Jiro Isuzu no longer had to rely on radio reports confirming that his crack units were being decimated. He had only to look out the window where the tanks formed a bristling line of cannon muzzles.
As he watched, one smoothbore coughed a shell. The recoil made the tank roll back. The shell reduced an already-shattered storefront to further ruin.
"It" walked in under the shell, which overshot him by no more than a hand span. Now that he had penetrated the outer perimeter, by all accounts destroying men and tanks with his bare hands, the burning-eyed man had come to Isuzu's last line of defense.
Isuzu shoved open the window. "Crush him!" he shouted. "Crush him in the name of the emperor. Banzai!"
The tanks started up. It was a calculated risk, breaking the last bulwark that separated him from that creature that walked like a man, but they had no choice.
Isuzu was alone. Nemuro Nishitsu lay unconscious on the couch. He was crying out in his fevered sleep. Isuzu tried to block out the words. "Death comes," Nemuro Nishitsu warned over and over. "Death that leaves no footprints in the sand."
Nishitsu was obviously delirious. Isuzu turned his attention to the conflict.
The once-supreme New Japanese Imperial Army had been reduced to a small band of defenders. All night long the battle had raged. Tanks, men, and heavy guns against a lone man who walked unarmed and unafraid.
They would surround him and he would render the tanks helpless with his bare hands, breaking the tracks and snapping off gun barrels with openhanded blows.

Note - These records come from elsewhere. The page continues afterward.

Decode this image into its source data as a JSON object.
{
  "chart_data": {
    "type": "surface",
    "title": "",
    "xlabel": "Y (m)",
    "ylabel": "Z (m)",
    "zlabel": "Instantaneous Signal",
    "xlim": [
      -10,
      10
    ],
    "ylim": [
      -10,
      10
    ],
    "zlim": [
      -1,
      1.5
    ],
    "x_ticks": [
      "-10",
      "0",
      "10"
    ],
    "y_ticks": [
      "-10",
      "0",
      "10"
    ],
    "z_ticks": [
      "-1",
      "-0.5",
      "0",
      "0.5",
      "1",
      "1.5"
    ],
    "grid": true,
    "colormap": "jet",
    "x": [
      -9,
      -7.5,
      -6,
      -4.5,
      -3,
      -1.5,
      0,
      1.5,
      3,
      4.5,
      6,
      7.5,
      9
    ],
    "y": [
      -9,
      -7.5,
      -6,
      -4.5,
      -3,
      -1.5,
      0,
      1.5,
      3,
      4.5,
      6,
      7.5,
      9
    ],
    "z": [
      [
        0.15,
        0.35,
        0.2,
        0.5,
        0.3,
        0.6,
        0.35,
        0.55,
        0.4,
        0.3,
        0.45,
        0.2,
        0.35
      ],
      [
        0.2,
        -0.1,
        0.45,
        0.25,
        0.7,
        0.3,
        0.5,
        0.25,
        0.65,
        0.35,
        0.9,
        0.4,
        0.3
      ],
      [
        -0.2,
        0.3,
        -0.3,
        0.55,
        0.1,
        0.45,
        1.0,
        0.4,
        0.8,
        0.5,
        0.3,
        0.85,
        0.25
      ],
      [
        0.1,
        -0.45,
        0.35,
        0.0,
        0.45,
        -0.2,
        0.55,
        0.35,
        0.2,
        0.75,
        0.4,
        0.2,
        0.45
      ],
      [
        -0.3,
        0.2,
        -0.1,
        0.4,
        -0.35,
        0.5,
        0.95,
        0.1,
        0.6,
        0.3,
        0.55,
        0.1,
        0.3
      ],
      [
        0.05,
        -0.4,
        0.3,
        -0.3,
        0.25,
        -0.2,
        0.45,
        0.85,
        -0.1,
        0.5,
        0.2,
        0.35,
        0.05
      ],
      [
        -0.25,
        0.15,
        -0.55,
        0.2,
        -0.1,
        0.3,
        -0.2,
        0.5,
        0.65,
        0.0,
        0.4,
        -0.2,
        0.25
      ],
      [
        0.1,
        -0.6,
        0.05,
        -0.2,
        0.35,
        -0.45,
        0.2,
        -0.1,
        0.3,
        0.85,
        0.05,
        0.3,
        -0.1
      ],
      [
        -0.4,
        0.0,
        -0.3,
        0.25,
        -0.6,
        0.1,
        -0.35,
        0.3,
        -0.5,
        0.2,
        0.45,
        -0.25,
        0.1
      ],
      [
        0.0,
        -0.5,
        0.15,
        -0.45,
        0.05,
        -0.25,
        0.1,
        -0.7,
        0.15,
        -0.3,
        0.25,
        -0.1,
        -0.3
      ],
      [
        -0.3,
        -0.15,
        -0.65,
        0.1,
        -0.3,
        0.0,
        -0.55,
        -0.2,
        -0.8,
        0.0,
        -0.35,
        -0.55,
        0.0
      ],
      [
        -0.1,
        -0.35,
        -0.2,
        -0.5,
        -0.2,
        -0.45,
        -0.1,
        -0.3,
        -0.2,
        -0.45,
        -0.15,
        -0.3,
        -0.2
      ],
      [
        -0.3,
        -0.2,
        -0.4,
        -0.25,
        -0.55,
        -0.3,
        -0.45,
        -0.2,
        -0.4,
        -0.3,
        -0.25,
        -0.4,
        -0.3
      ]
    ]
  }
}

He had progressed to city hall, remorseless, unstoppable. At first it was reported that he moved with impunity, as if the mere soldiers who got in his way were insignificant fleas to be swatted and thrown aside. But as more tank units were thrown up against him, the unknown man had shaken off his zombielike demeanor as if coming out of a trance. He moved with increasing grace and speed, until, as one frightened assistant director cried over a walkie-talkie, "We cannot halt his advance. He dances out of the way of our bullets. He crushes everything under his feet. We must pull back."
The weird picture that had been conjured up over scores of frantic radio reports was of a mad dance of death and destruction. And Isuzu was forced to withdraw his units into a smaller and smaller circle around city hall until those tanks that had not fled in blind panic remained. With growing dread he awaited the approach of the unstoppable one.
Finally Jiro Isuzu got a clear look at "it." The sight froze the breath in his lungs. "It" looked like death walking. No, like death dancing.
It was beautiful, yet ghastly. A squad of fresh Japanese troops rushed up to confront the aggressor. He spun like a dervish from the bullet tracks of their chattering rifles. He weaved around them, limbs flung with abandon, feet leaping, turning, kicking. One stiff index finger entered many skulls, creating dead Japanese.